Pirelli: Two Slates of Candidates for The Board of Directors Presented
Pirelli & C. S.p.A. announces that, under the terms foreseen in the notice of call for the Shareholders’ Meeting called (in sole call) for 25 June 2026, two slates of candidates have been filed for the Board of Directors of Pirelli & C. S.p.A., the renewal of which for the years 2026-2027-2028 is on the agenda of the aforesaid Shareholders’ Meeting.
Camfin S.p.A., together with Camfin Alternative Assets S.r.l., Longmarch Holding S.r.l. and Marco Tronchetti Provera & C. S.p.A., overall holding the 26,18% of Pirelli share capital, presented a slate of candidates composed as follows:
Slate n. 1
1. Marco Tronchetti Provera (1)
2. Andrea Casaluci (2)
3. Michele Carpinelli (3)
4. Luca Rovati (3)
5. Giovanni Tronchetti Provera
6. Alessia Carnevale (3)
7. Roberto Diacetti (3) (4)
8. Moroello Diaz della Vittoria Pallavicini (3) (4)
9. Costanza Esclapon de Villeneuve (3) (4)
10. Claudia Parzani (3)
11. Veronica Squinzi (3)
12. Michela Zeme (3)
13. Roberto Burini (3)
14. Antonella Carů (3)
15. Alberto Villani (3)
(1) Candidate in possession of the specific professional expertise required for the position of Chairman of the Board of Directors, whose appointment is entrusted to the Board of Directors.
(2) Candidate in possession of the specific professional expertise required for the position of Chief Executive Officer, whose appointment is entrusted to the Board of Directors.
(3) Candidate with the requirements to be qualified as “independent”, pursuant to Article 148, paragraph 3, of the TUF and to the Corporate Governance Code…
(4) Candidate indicated, following a thorough review conducted with the assistance of Crisci&Partners, an external and independent advisor, by the Management Committee to Marco Tronchetti Provera & C. S.p.A. and Camfin S.p.A. for evaluation for inclusion in the Slate.

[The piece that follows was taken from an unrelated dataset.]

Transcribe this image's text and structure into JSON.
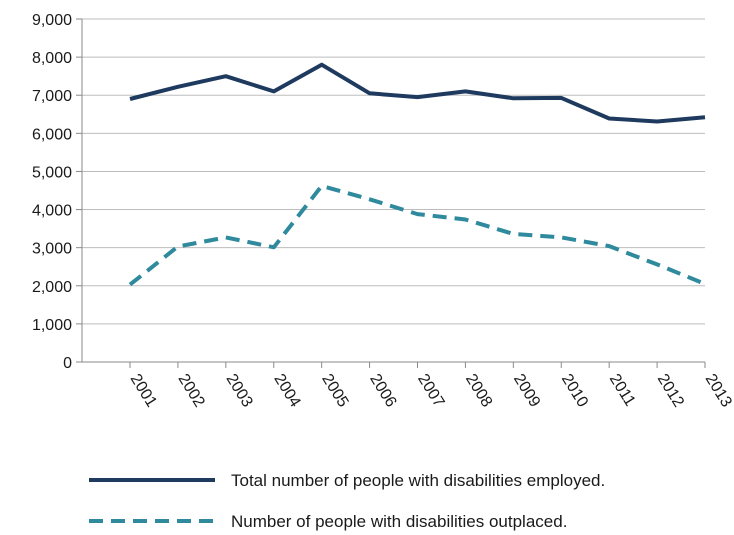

Furthermore, pursuant to Article 126-bis, paragraph 1, penultimate sentence of the TUF, Camfin S.p.A., together with Camfin Alternative Assets S.r.l., Longmarch Holding S.r.l. and Marco Tronchetti Provera & C. S.p.A., have also presented the following proposals to be submitted to the Shareholders’ Meeting:
· if, following the slate voting procedure referred to in Article 10.9 of the Bylaws, not all the directors to be elected have been appointed and the remaining directors therefore need to be appointed by a separate resolution pursuant to Article 10.12 of the Bylaws, to appoint to for this purpose, by means of a single vote, the unelected candidates indicated on the Slate in the order in which they appear on it, until all available positions are filled;
· to allocate, in line with the previous term of office:
i. to each member of the Board of Directors an amount of 75,000 euros gross per annum for the position, in addition to reimbursement of expenses;
ii. to Directors holding the offices of Chairman of the committees set up by the Board of Directors, an amount of up to 65,000 euros gross per annum for the office, leaving the precise quantification to the Board of Directors;
iii. to each member of the committees set up by the Board of Directors, an amount of up to 45,000 euros gross per annum for the office, leaving the precise quantification to the Board of Directors.
Marco Polo International Italy S.r.l. which holds a total of 34,1% of Pirelli share capital, presented a slate composed as follows:
Slate n. 2
1. Zhang Haitao
2. Xi Xiaohong (1)
3. Wang Kun (1)
(1) Candidate with the requirements to be qualified as “independent”, pursuant to Article 148, paragraph 3, of the TUF and to the Corporate Governance Code.
The slates and the proposals, together with the supporting documentation, will be made available to the public by Thursday, 4 June 2026, by filing them at the Company’s headquarters in Milan, Viale Piero e Alberto Pirelli n. 25 and through the authorized storage mechanism eMarket Storage (www.emarketstorage.com), as well as published on the Company’s website www.pirelli.com.